What Quebec promised (and continues to promise today) is moral superiority and social solidarity. The fact that this may come with an economic price tag is further proof of the moral superiority of the Quebec nation, for it is willing to make sacrifices for the greater good of social solidarity and the survival of the French language.

But Ottawa, not constrained by the narrow Quebec-based social justice model, could use the increasingly superior standard of living in much of the rest of the country as an excuse for massive spending in Quebec, in effect compensating the Quebecois for the destructive policies pursued by their own government. Quebec City created a demand for social spending by its counterproductive policies; wherever possible Ottawa was eager to supply that demand, even if it took the form of further transfers to the province to finance these programs. The deeper the dependence of the Quebec state, as well as of Quebecers themselves, on Ottawa’s generosity, the more vulnerable would appear the millenarian separatist version of the Quebec justice state at referendum time.

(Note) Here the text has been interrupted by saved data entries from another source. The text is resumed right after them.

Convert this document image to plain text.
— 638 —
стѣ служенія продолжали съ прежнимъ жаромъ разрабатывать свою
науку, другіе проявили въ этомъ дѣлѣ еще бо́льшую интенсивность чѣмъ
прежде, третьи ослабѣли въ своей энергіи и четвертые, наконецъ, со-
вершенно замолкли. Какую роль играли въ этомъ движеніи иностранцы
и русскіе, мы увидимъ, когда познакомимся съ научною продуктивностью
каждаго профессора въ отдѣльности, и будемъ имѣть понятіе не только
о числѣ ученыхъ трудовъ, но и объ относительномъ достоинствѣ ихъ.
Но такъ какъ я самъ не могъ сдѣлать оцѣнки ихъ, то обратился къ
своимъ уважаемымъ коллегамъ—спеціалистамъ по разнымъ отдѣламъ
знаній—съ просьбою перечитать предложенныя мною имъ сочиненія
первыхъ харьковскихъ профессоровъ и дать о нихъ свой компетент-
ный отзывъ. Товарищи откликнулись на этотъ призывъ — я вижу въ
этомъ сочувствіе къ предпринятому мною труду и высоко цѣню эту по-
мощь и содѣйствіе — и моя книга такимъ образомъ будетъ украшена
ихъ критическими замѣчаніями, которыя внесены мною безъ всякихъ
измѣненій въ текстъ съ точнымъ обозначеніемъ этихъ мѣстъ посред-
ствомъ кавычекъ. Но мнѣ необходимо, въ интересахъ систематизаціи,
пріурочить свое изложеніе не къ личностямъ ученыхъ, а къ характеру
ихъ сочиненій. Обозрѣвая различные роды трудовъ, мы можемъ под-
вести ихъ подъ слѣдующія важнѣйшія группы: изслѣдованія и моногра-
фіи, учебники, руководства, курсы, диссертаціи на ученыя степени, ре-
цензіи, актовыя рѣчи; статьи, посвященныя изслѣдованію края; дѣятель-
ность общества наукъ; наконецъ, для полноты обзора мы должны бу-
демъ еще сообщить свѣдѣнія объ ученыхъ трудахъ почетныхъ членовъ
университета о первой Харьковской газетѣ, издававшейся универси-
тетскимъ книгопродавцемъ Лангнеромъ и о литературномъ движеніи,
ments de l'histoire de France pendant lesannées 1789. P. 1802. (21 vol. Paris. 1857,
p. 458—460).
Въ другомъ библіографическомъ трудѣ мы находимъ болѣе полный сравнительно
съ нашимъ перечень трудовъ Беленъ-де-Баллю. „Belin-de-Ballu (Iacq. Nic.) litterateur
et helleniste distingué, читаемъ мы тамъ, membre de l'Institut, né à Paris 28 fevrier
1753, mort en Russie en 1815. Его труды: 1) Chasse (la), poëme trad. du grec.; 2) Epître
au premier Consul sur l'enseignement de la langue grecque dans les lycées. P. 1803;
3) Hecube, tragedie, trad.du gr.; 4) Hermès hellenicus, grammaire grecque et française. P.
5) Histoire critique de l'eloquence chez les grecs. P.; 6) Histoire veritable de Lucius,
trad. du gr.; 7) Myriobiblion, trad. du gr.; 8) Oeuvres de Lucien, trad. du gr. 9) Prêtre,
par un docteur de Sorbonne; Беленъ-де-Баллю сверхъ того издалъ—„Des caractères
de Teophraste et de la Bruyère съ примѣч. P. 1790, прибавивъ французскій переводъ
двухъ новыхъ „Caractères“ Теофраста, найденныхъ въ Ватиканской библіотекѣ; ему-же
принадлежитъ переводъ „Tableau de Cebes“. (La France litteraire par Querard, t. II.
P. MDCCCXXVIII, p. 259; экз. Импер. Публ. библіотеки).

A bidding war was thus unleashed, pitting the government of Canada against the government of Quebec in a battle for the loyalty of Quebecers. Both sides in this battle of the purse have taken it as axiomatic that, while emotion and sentiment would play their role, the most powerful force binding Quebecers to one government or the other, and hence to one or the other of our competing national projects, was and is self-interest; that in turn they have defined in terms of dependence. A citizen dependent on a flow of benefits from one government will likely not vote to quit that government’s jurisdiction. Thus the feds ramped up EI, regional development, equalization, marketing boards and a host of other programs, including in areas of provincial jurisdiction, and did so across the country.
In response, the government of Quebec wanted to make it appear that it could and would step into any void created by Ottawa’s absence and that anyone benefiting from federal cash now could expect more generous treatment from a Quebec that could get control over both jurisdiction and money.

The other provinces took careful note of how successful Quebec was at getting resources out of Ottawa. Organized interest groups such as trade unionists, civil servants, municipalities, universities and others in other parts of Canada noticed how solicited their counterparts were in la belle province by both levels of government. Into the unfolding bidding war rushed the baby boom generation looking for work.

The consequences for Quebec and Canada have been momentous. – From Fearful Symmetry: The Fall and Rise of Canada’s Founding Values by Brian Lee Crowley.

© 2009 by Brian Lee Crowley. Published by arrangement with Key Porter Books.